Chiffrement des donnees : obligations RGPD et bonnes pratiques
Le chiffrement est une mesure de securite recommandee par le RGPD et exigee par NIS2. Obligations legales, types de chiffrement et mise en oeuvre pratique.
Le chiffrement des donnees constitue l’une des mesures techniques les plus frequemment invoquees par les textes europeens en matiere de protection de l’information. Le RGPD le mentionne explicitement a son article 32, la directive NIS2 en fait une exigence structurante, et la CNIL le recommande systematiquement dans ses guides pratiques. Pourtant, la mise en oeuvre du chiffrement reste un sujet mal maitrise par de nombreuses organisations, qui peinent a distinguer ce qui releve de l’obligation juridique stricte, de la recommandation forte, ou de la simple bonne pratique. Cet article propose une analyse complete du cadre juridique applicable, des standards techniques a deployer et des modalites pratiques de mise en oeuvre.
Le cadre juridique du chiffrement
Le RGPD et l’article 32
L’article 32 du RGPD impose aux responsables de traitement et aux sous-traitants de mettre en oeuvre les mesures techniques et organisationnelles appropriees afin de garantir un niveau de securite adapte au risque. Le texte mentionne explicitement, au paragraphe 1, point a), “la pseudonymisation et le chiffrement des donnees a caractere personnel” parmi les mesures susceptibles d’etre deployees.
Il convient de noter que le RGPD ne pose pas une obligation absolue de chiffrement.
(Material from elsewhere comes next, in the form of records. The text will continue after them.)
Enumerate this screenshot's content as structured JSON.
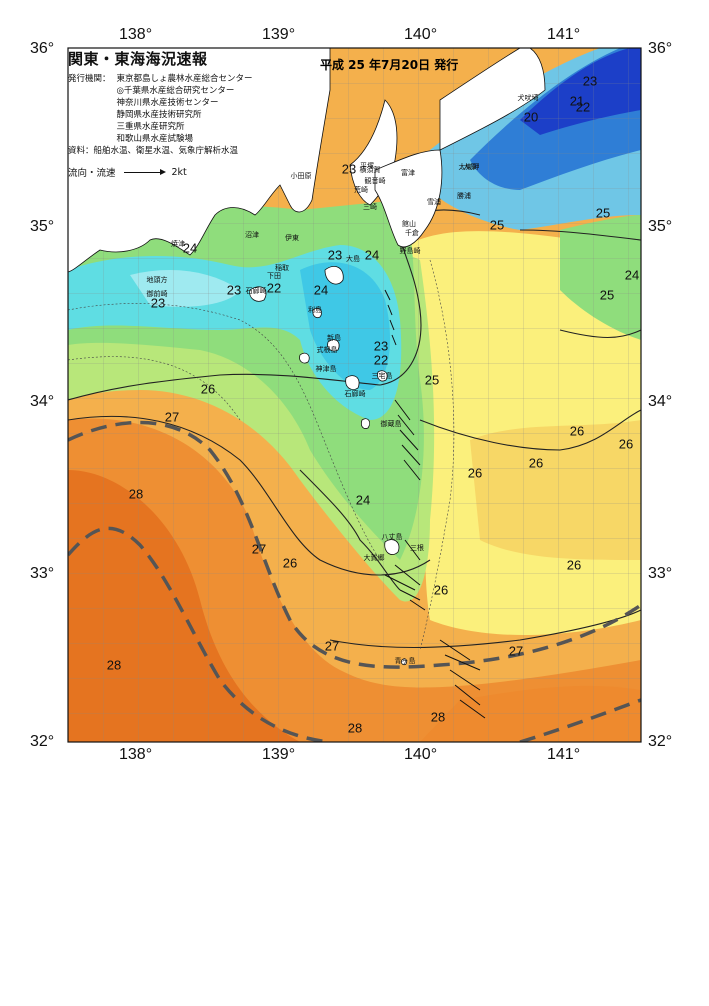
{
  "header": {
    "title": "関東・東海海況速報",
    "issue_date": "平成 25 年7月20日 発行"
  },
  "info": {
    "org_label": "発行機関：",
    "orgs": [
      "東京都島しょ農林水産総合センター",
      "◎千葉県水産総合研究センター",
      "神奈川県水産技術センター",
      "静岡県水産技術研究所",
      "三重県水産研究所",
      "和歌山県水産試験場"
    ],
    "source": "資料：船舶水温、衛星水温、気象庁解析水温",
    "legend_label": "流向・流速",
    "legend_speed": "2kt"
  },
  "axes": {
    "longitude_top": [
      "138°",
      "139°",
      "140°",
      "141°"
    ],
    "longitude_bottom": [
      "138°",
      "139°",
      "140°",
      "141°"
    ],
    "latitude_left": [
      "36°",
      "35°",
      "34°",
      "33°",
      "32°"
    ],
    "latitude_right": [
      "36°",
      "35°",
      "34°",
      "33°",
      "32°"
    ]
  },
  "temperature_labels": [
    "23",
    "21",
    "22",
    "20",
    "25",
    "25",
    "24",
    "25",
    "24",
    "23",
    "24",
    "23",
    "22",
    "23",
    "24",
    "23",
    "22",
    "26",
    "25",
    "27",
    "26",
    "26",
    "26",
    "28",
    "24",
    "27",
    "26",
    "26",
    "26",
    "27",
    "28",
    "28",
    "28"
  ],
  "place_names": [
    "平塚",
    "横須賀",
    "観音崎",
    "富津",
    "小田原",
    "荒崎",
    "三崎",
    "大原",
    "太東岬",
    "勝浦",
    "館山",
    "千倉",
    "沼津",
    "野島崎",
    "伊東",
    "稲取",
    "下田",
    "石廊崎",
    "大島",
    "利島",
    "新島",
    "式根島",
    "神津島",
    "三宅島",
    "御蔵島",
    "八丈島",
    "三根",
    "大賀郷",
    "青ヶ島",
    "犬吠埼",
    "焼津",
    "御前崎",
    "地頭方",
    "雪浦",
    "石廊崎"
  ],
  "colors": {
    "very_cold": "#1c3fc8",
    "cold": "#36a3e0",
    "cyan": "#5fdfe6",
    "green": "#93e07a",
    "yellow_green": "#d9ee7e",
    "yellow": "#fbf27a",
    "orange_light": "#f6bf55",
    "orange": "#f09234",
    "orange_deep": "#e46f1f",
    "land": "#ffffff",
    "kuroshio_axis": "#555555"
  }
}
Le texte utilise la formule “selon les cas”, ce qui signifie que le chiffrement doit etre mis en oeuvre lorsqu’il est adapte au niveau de risque identifie. En pratique, cette formulation laisse une marge d’appreciation au responsable de traitement, mais cette marge se reduit considerablement a mesure que la sensibilite des donnees augmente.
Pour les donnees de sante, les donnees biometriques, les donnees relatives aux infractions penales ou les donnees revelant l’origine raciale ou ethnique, le chiffrement n’est plus une option mais une quasi-obligation. L’absence de chiffrement pour ces categories de donnees serait tres difficilement justifiable devant une autorite de controle. Pour approfondir l’ensemble des exigences de l’article 32, consultez notre guide sur la securite des donnees au titre du RGPD.
La directive NIS2 et les exigences de cryptographie
La directive (UE) 2022/2555, dite NIS2, va plus loin que le RGPD en matiere de chiffrement. Son article 21, paragraphe 2, point h), impose aux entites essentielles et importantes de mettre en oeuvre des “politiques et des procedures relatives a l’utilisation de la cryptographie et, le cas echeant, du chiffrement”. Cette formulation est significative : il ne s’agit plus seulement de chiffrer les donnees lorsque c’est necessaire, mais de disposer d’une politique formalisee en matiere de cryptographie.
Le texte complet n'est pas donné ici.